Sporty's Iron Duke Saloon, Minerva
Verizon Wireless officials have changed their location for a potential cell tower site in Minerva, catching town and state officials off guard.
Verizon Wireless spokesman John O'Malley said March 12 that his company signed a one-year land lease agreement with the owners of Sporty’s Iron Duke Saloon in Minerva, which is across State Route 28N from the originally planned cell tower site on land owned by the town of Minerva.
“After completing our investigation, we decided the property behind the town hall was not an ideal location because of concerns from the APA and town of Minerva,” O’Malley said.
An engineer at Tectonic, the company hired by Verizon to build the cell tower, recently told Minerva Town Supervisor Sue Montgomery Corey that Verizon had asked them to put plans for the tower on hold.

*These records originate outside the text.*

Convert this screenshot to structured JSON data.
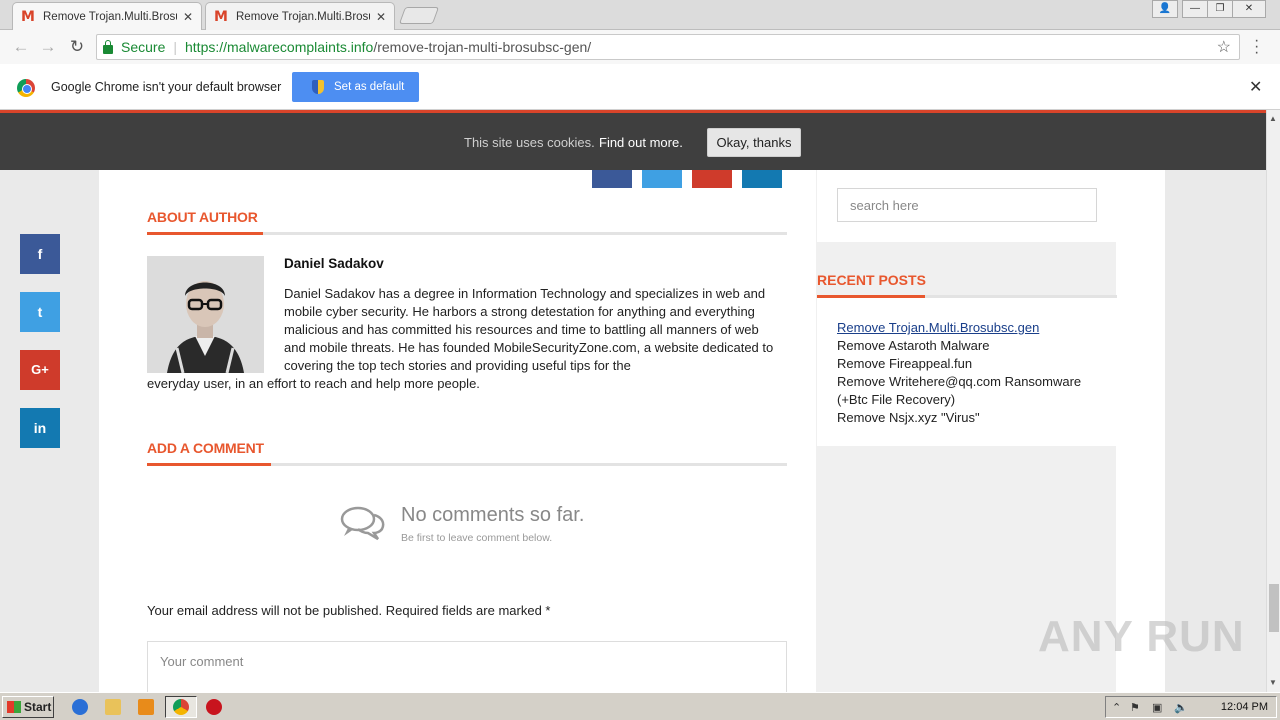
{
  "browser": {
    "tabs": [
      {
        "favicon": "M",
        "title": "Remove Trojan.Multi.Brosubsc.gen",
        "active": true
      },
      {
        "favicon": "M",
        "title": "Remove Trojan.Multi.Brosubsc.gen",
        "active": false
      }
    ],
    "omnibox": {
      "secure_label": "Secure",
      "url_host": "https://malwarecomplaints.info",
      "url_path": "/remove-trojan-multi-brosubsc-gen/"
    },
    "infobar": {
      "message": "Google Chrome isn't your default browser",
      "button_label": "Set as default"
    }
  },
  "cookie_banner": {
    "text": "This site uses cookies.",
    "link": "Find out more.",
    "button": "Okay, thanks"
  },
  "about_author": {
    "heading": "ABOUT AUTHOR",
    "name": "Daniel Sadakov",
    "bio_top": "Daniel Sadakov has a degree in Information Technology and specializes in web and mobile cyber security. He harbors a strong detestation for anything and everything malicious and has committed his resources and time to battling all manners of web and mobile threats. He has founded MobileSecurityZone.com, a website dedicated to covering the top tech stories and providing useful tips for the",
    "bio_bottom": "everyday user, in an effort to reach and help more people."
  },
  "comments": {
    "heading": "ADD A COMMENT",
    "empty_title": "No comments so far.",
    "empty_sub": "Be first to leave comment below.",
    "email_note": "Your email address will not be published. Required fields are marked *",
    "comment_placeholder": "Your comment"
  },
  "sidebar": {
    "search_placeholder": "search here",
    "recent_heading": "RECENT POSTS",
    "recent_posts": [
      "Remove Trojan.Multi.Brosubsc.gen",
      "Remove Astaroth Malware",
      "Remove Fireappeal.fun",
      "Remove Writehere@qq.com Ransomware (+Btc File Recovery)",
      "Remove Nsjx.xyz \"Virus\""
    ]
  },
  "social": {
    "facebook": "f",
    "twitter": "t",
    "googleplus": "G+",
    "linkedin": "in",
    "colors": {
      "facebook": "#3b5998",
      "twitter": "#3fa0e3",
      "googleplus": "#cf3b2b",
      "linkedin": "#1379b1"
    }
  },
  "watermark": "ANY RUN",
  "taskbar": {
    "start_label": "Start",
    "clock": "12:04 PM"
  },
  "colors": {
    "accent": "#e8572e",
    "secure_green": "#1a8a34"
  }
}
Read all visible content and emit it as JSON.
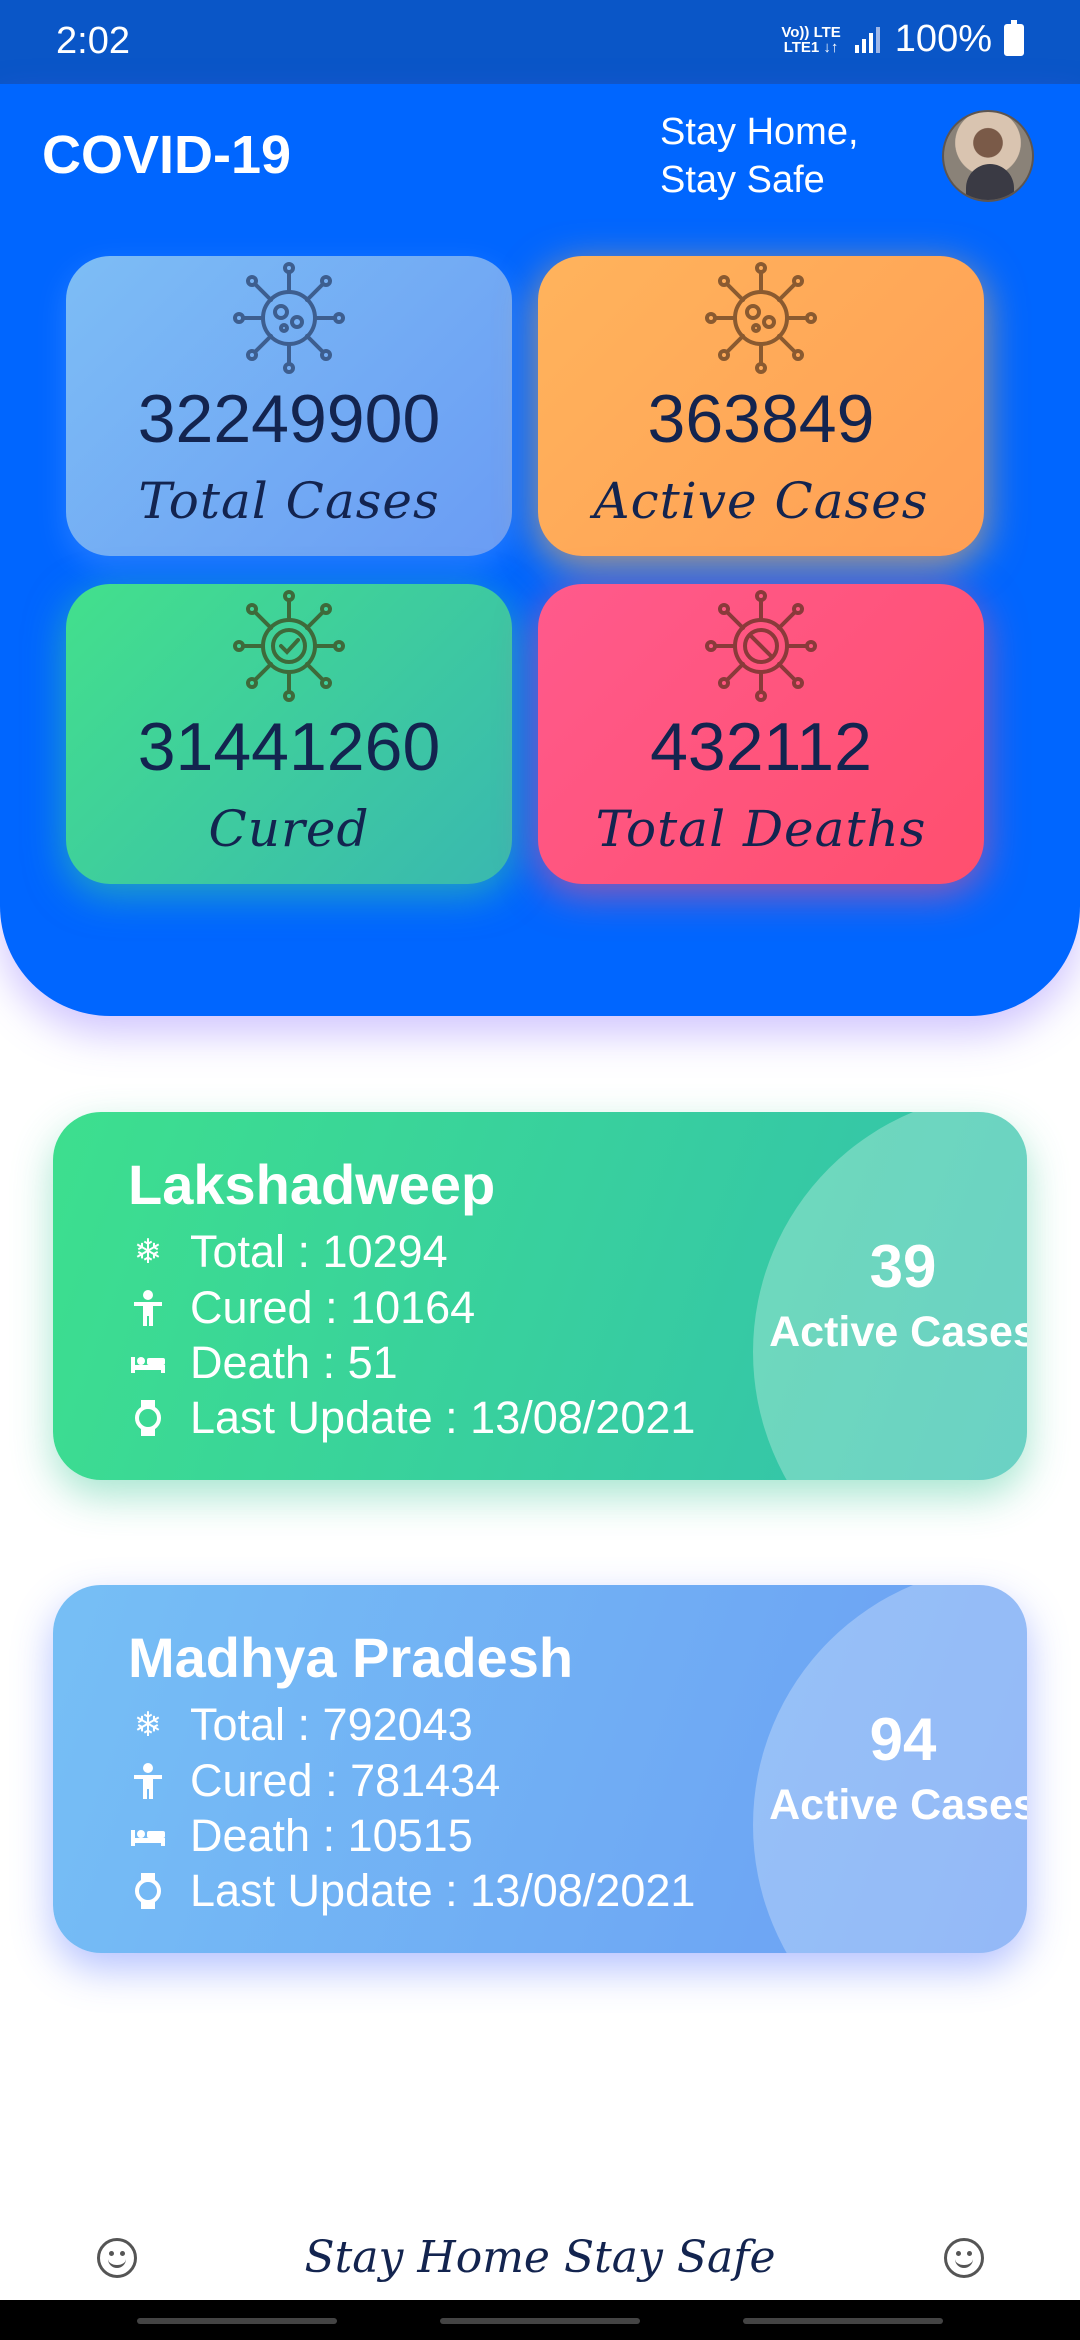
{
  "status_bar": {
    "time": "2:02",
    "network_top": "Vo)) LTE",
    "network_bottom": "LTE1 ↓↑",
    "battery": "100%"
  },
  "header": {
    "title": "COVID-19",
    "tagline_line1": "Stay Home,",
    "tagline_line2": "Stay Safe"
  },
  "stats": [
    {
      "value": "32249900",
      "label": "Total Cases",
      "icon": "virus-icon"
    },
    {
      "value": "363849",
      "label": "Active Cases",
      "icon": "virus-icon"
    },
    {
      "value": "31441260",
      "label": "Cured",
      "icon": "virus-check-icon"
    },
    {
      "value": "432112",
      "label": "Total Deaths",
      "icon": "virus-ban-icon"
    }
  ],
  "states": [
    {
      "name": "Lakshadweep",
      "total": "Total : 10294",
      "cured": "Cured : 10164",
      "death": "Death : 51",
      "last_update": "Last Update : 13/08/2021",
      "active": "39",
      "active_label": "Active Cases"
    },
    {
      "name": "Madhya Pradesh",
      "total": "Total : 792043",
      "cured": "Cured : 781434",
      "death": "Death : 10515",
      "last_update": "Last Update : 13/08/2021",
      "active": "94",
      "active_label": "Active Cases"
    }
  ],
  "footer": {
    "text": "Stay Home Stay Safe"
  },
  "colors": {
    "header_blue": "#0066ff",
    "status_blue": "#0a56c7",
    "card_blue": "#6a9cf4",
    "card_orange": "#ff9f55",
    "card_green": "#39b8b0",
    "card_red": "#ff4f6e",
    "text_navy": "#13244f"
  }
}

“On my end, everything is done,” Tectonic engineer Jean Marie Frawley said about the original site. “It’s up to Verizon and the APA to complete this project.”
Verizon signed a land lease with the town of Minerva in 2009 to build a tower on town property at 5 Morse Memorial Highway. After completing a balloon test on the location, Verizon abandoned the idea of using that property to build its Minerva tower, but that was news to town officials.
Corey said last week that town residents have been anxiously waiting for the promised cell tower since the agreement was signed.
“People here, like everywhere, have a need to stay connected,” Corey said. “We are surprised we haven’t heard anything about the project since March 2011.”
In March 2011, a team of Verizon technicians performed a balloon test at the potential cell tower site, where large yellow balloons were released and tied off at the exact height of the proposed cell tower. Later, Corey received a letter from Frawley on behalf of Tectonic:
“It was obvious from the balloon test at this site, as well as subsequent additional conversations with you and the representative from the Adirondack Park Agency that there are significant concerns with the visible impact of the proposed structure,” Frawley wrote. “Verizon Wireless has been giving serious attention to those concerns and must make sure that all options for a proposed facility are thoroughly considered.”
O’Malley said he had no further details on when tests at the newly leased location will be held but Verizon Wireless plans to begin testing the site to meet APA and town approval as soon as possible.
APA Public Information Director Keith McKeever said March 8 that Verizon hasn’t attempted to make contact with the APA since March 2011.
“We have an open application that is incomplete, and we’re waiting for Verizon to provide us with the information we need to finish that project,” McKeever said about the original cell tower site.
To complete an application, McKeever said Verizon must formally submit a visual analysis with photo simulations to show what the tower will look like in its potential location.
“As part of the application process, we asked them to consider some alternative sites,” McKeever said. “We talked to (Verizon) in January and again in March 2011 and at those times we were under the impression they were going to be proceeding and looking for alternative sites. Since then we have not had any type of contact with them about this project.”
McKeever said the process of putting up a cell tower in the Adirondack Park can vary based on location of the tower and other circumstances, but it is not common for a project like this to be dormant for two years.
On the VerizonWireless.com coverage locator, Internet users can get a visual on the Verizon coverage in their area. If an area is in the “red” it means there is talk and text capability. When the area is white it means there is no communication capability. In the town of Minerva and surrounding area, the coverage is completely white.
The lack of cell coverage poses a safety problem in the case of an accident, according to Corey.
“We’ve had many instances last winter where cars went off the road between Newcomb and Minerva,” Corey said. “Luckily no one has been seriously injured, but if someone is in serious need they may have to wait on the side of the road for someone to come help them.”
David “Sporty” Beale, owner of Sporty's Iron Duke Saloon, said March 14 that Verizon Wireless signed a one-year land lease in November 2011 to build a tower on the mountain behind the restaurant.
“We have absolutely no service here. It’s terrible,” Beale said. “If and when we get service people could report car accidents, snowmobile accidents, hiking accidents. We really need it here.”
Verizon has not announced when the plans for the tower will be put before the local government or the APA.
“If they could hurry up and get this tower up and working that would be great,” Beale said.